Time: 90 mins.
Genre: Campus Comedy
Like most college campus films, OLD SCHOOL generously mixes bad taste, physical pranks and a boat load of testosterone in its' comedy cocktail. More Boone's Farm than Bordeaux, this straight shot of silliness will sate your thirst for laughs though you may not want to admit to it in the morning. While the story lacks any true originality, the go-for-broke acting of Wilson, Vaughn and especially Ferrell produces more laughs than one expects. The trio's vastly different styles complement each other to a tee. Their characters don't allow them to really stretch their comic muscles, yet by playing within their comfort zones they're able to relax into their roles and add some depth to the light-hearted fare.
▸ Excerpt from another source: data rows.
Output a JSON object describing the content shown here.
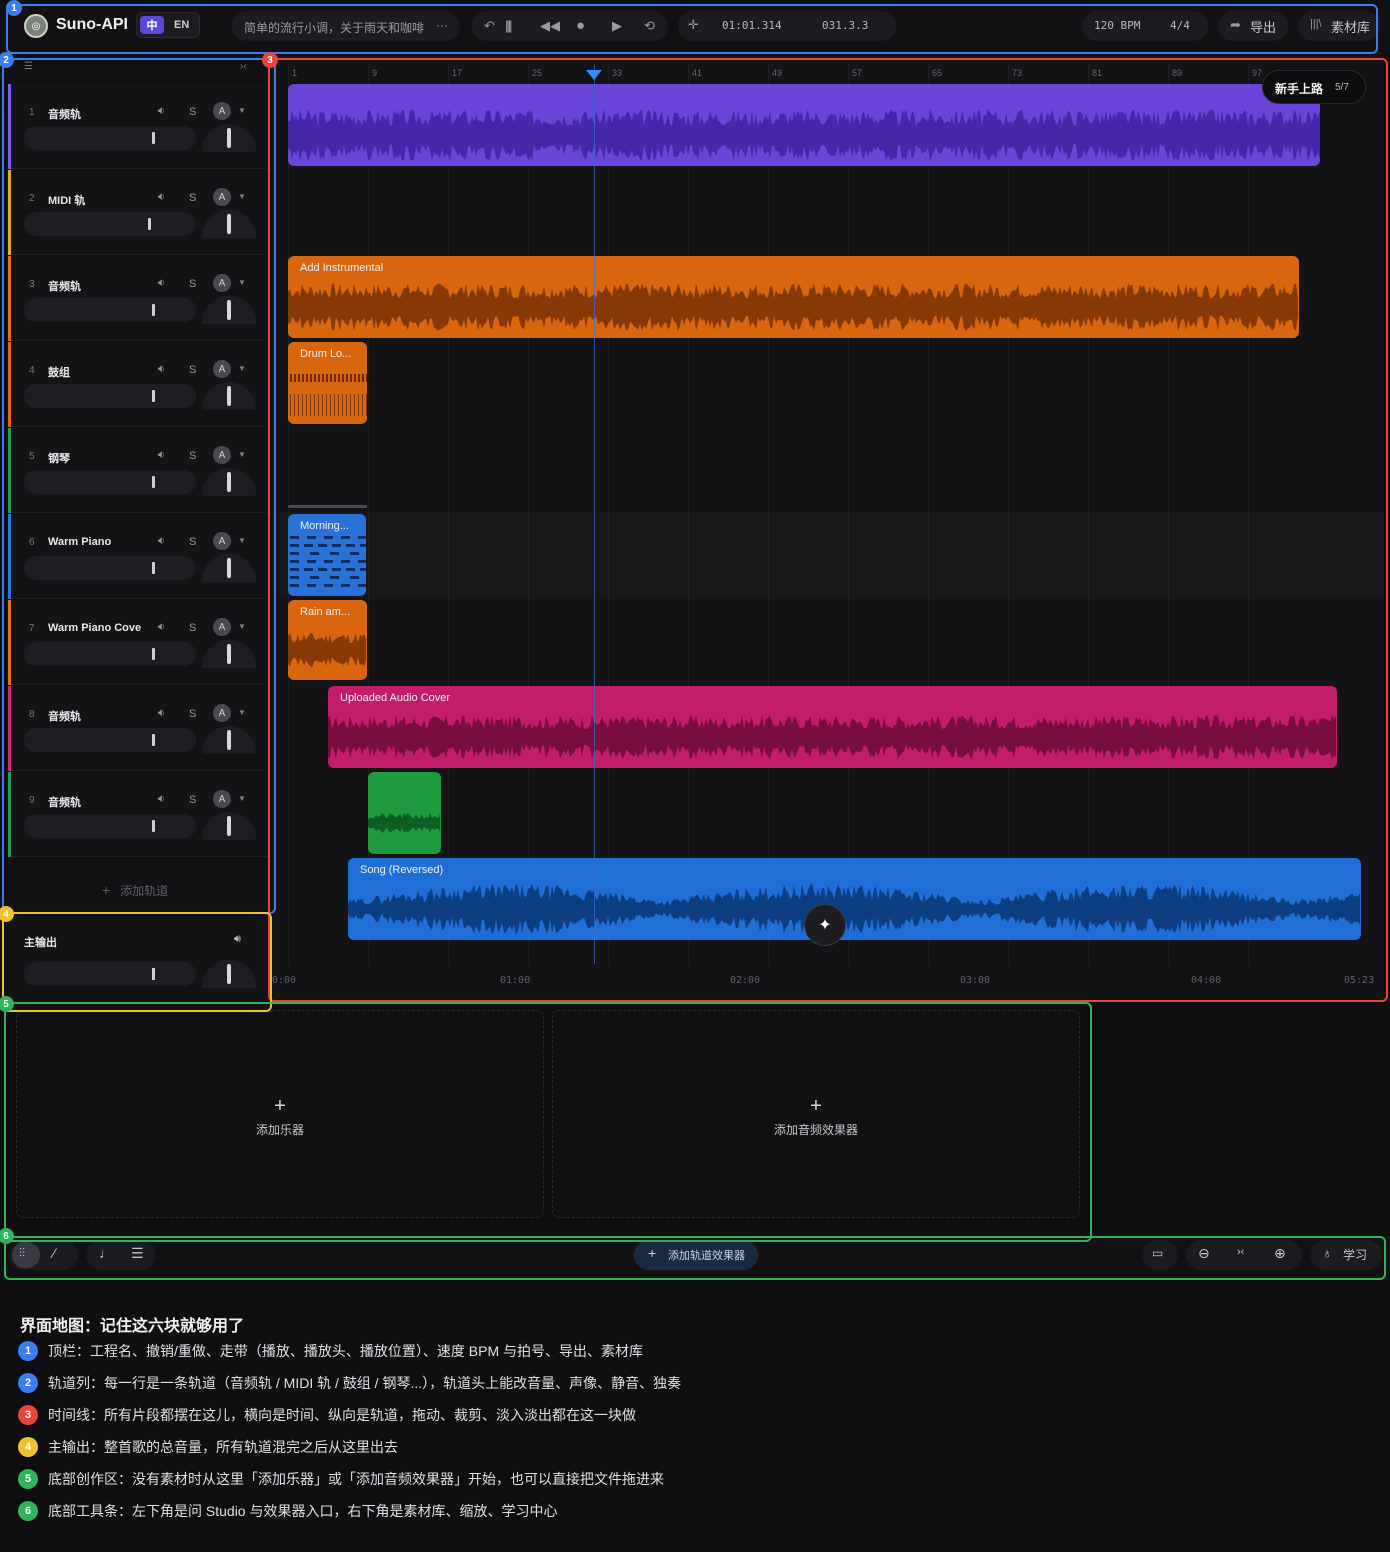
{
  "topbar": {
    "app_name": "Suno-API",
    "lang_zh": "中",
    "lang_en": "EN",
    "project_desc": "简单的流行小调，关于雨天和咖啡",
    "more": "···",
    "time": "01:01.314",
    "position": "031.3.3",
    "bpm": "120 BPM",
    "signature": "4/4",
    "export_label": "导出",
    "library_label": "素材库"
  },
  "tracks": [
    {
      "num": "1",
      "name": "音频轨",
      "solo": "S",
      "auto": "A",
      "color": "#7b5cf0"
    },
    {
      "num": "2",
      "name": "MIDI 轨",
      "solo": "S",
      "auto": "A",
      "color": "#e0b020"
    },
    {
      "num": "3",
      "name": "音频轨",
      "solo": "S",
      "auto": "A",
      "color": "#e0701a"
    },
    {
      "num": "4",
      "name": "鼓组",
      "solo": "S",
      "auto": "A",
      "color": "#e06418"
    },
    {
      "num": "5",
      "name": "钢琴",
      "solo": "S",
      "auto": "A",
      "color": "#28a050"
    },
    {
      "num": "6",
      "name": "Warm Piano",
      "solo": "S",
      "auto": "A",
      "color": "#2a78e0"
    },
    {
      "num": "7",
      "name": "Warm Piano Cove",
      "solo": "S",
      "auto": "A",
      "color": "#e0701a"
    },
    {
      "num": "8",
      "name": "音频轨",
      "solo": "S",
      "auto": "A",
      "color": "#d02a7a"
    },
    {
      "num": "9",
      "name": "音频轨",
      "solo": "S",
      "auto": "A",
      "color": "#28a050"
    }
  ],
  "add_track_label": "添加轨道",
  "master_label": "主输出",
  "ruler": [
    "1",
    "9",
    "17",
    "25",
    "33",
    "41",
    "49",
    "57",
    "65",
    "73",
    "81",
    "89",
    "97"
  ],
  "time_labels": [
    "0:00",
    "01:00",
    "02:00",
    "03:00",
    "04:00",
    "05:23"
  ],
  "clips": {
    "c2": "Add Instrumental",
    "c3": "Drum Lo...",
    "c5": "Morning...",
    "c6": "Rain am...",
    "c7": "Uploaded Audio Cover",
    "c9": "Song (Reversed)"
  },
  "tooltip": {
    "label": "新手上路",
    "progress": "5/7"
  },
  "bottom": {
    "add_instrument": "添加乐器",
    "add_audio_fx": "添加音频效果器",
    "add_track_fx": "添加轨道效果器",
    "learn": "学习",
    "plus": "+"
  },
  "badges": [
    "1",
    "2",
    "3",
    "4",
    "5",
    "6"
  ],
  "colors": {
    "blue": "#3b7cf0",
    "red": "#e8443a",
    "yellow": "#f2c12e",
    "green": "#2fb45a"
  },
  "legend": {
    "title": "界面地图：记住这六块就够用了",
    "items": [
      {
        "n": "1",
        "text": "顶栏：工程名、撤销/重做、走带（播放、播放头、播放位置）、速度 BPM 与拍号、导出、素材库",
        "color": "#3b7cf0"
      },
      {
        "n": "2",
        "text": "轨道列：每一行是一条轨道（音频轨 / MIDI 轨 / 鼓组 / 钢琴...），轨道头上能改音量、声像、静音、独奏",
        "color": "#3b7cf0"
      },
      {
        "n": "3",
        "text": "时间线：所有片段都摆在这儿，横向是时间、纵向是轨道，拖动、裁剪、淡入淡出都在这一块做",
        "color": "#e8443a"
      },
      {
        "n": "4",
        "text": "主输出：整首歌的总音量，所有轨道混完之后从这里出去",
        "color": "#f2c12e"
      },
      {
        "n": "5",
        "text": "底部创作区：没有素材时从这里「添加乐器」或「添加音频效果器」开始，也可以直接把文件拖进来",
        "color": "#2fb45a"
      },
      {
        "n": "6",
        "text": "底部工具条：左下角是问 Studio 与效果器入口，右下角是素材库、缩放、学习中心",
        "color": "#2fb45a"
      }
    ]
  }
}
Wilson plays Mitch, a sweet and responsible guy whose life is shattered when he comes home early from a business trip to find his girlfriend Heidi (Lewis) indulging her wild side. His two best friends Beanie (Vaughn) a bitter, married, father of two and Frank (Ferrell) a decent, yet confused newlywed attempt to perk up Mitch's spirits by throwing an all out bash at his new place right near the town's college campus. The party becomes the news of the school, igniting a deep need in the three friends to experience the fun and freedom of their old party ways. Like all films of this type, the administration run by Dean Pritchard (Piven), a past acquaintance who hates them, is not amused by their popularity and attempts to evict Mitch.
The gentleman fight back the only way they can, they start a fraternity. The usual drunkenness, stupidity and nudity prevails, though not quite in the way one expects. Mitch initially fails to see the joy in regressing, but his calm demeanor and quiet intelligence quickly win him the respect of the pledges and he begins to enjoy the experience. However, his biggest concern is re-winning the heart of his high school dream girl Nicole (Pompeo), who recently popped back into his life. She remembers him as a sweet, shy guy and is interested in getting to know him better, though the secret fraternity rumors fail to thrill her. The final third of the film has Mitch reaccepting his maturity and building a better future for his friends, his pledges and himself.
Wilson proves his leading man status once again, carrying this film and giving it more decency and heart than it probably had on paper. However, Ferrell steals the show. As Frank the Tank, he fails to accept his new role as a married man and grabs onto, without abandon, his inner child. His lack of personal shame provides the film's heartiest laughs. This may be only a baby step away from his SNL persona, but his charisma and energy is big screen all the way. Nobody does sarcastic and bitter better than Vaughn. Beanie is his SWINGERS character 10 years later. This is his most natural and entertaining performance in years. While the film stays on our trio and their related antics it's funny and charming. When it strays it falls flat. Thankfully, director Phillips knows the difference and keeps the asides to a minimum.
How the filmmaker's managed to dream up new comic situations despite the familiar surroundings is a testament to the sink hole of depravity that is the male mind. There are more than a handful of sequences that defy description that had me hysterical with laughter. OLD SCHOOL may not have the depth, poignancy or class of it's progenitor ANIMAL HOUSE, but it does capture the spirit of utter irresponsibility in the quest for pleasure that makes that film so great. Think of the cast of AMERICAN PIE as they approach their 10-year reunion and you've got the picture. Certainly, not a classic, but a fun, mindless romp that entertains without a stitch of bathroom humor. A big plus in my book that shows they tried to develop some original humor within the genre. Those not amused by gross immaturity beware.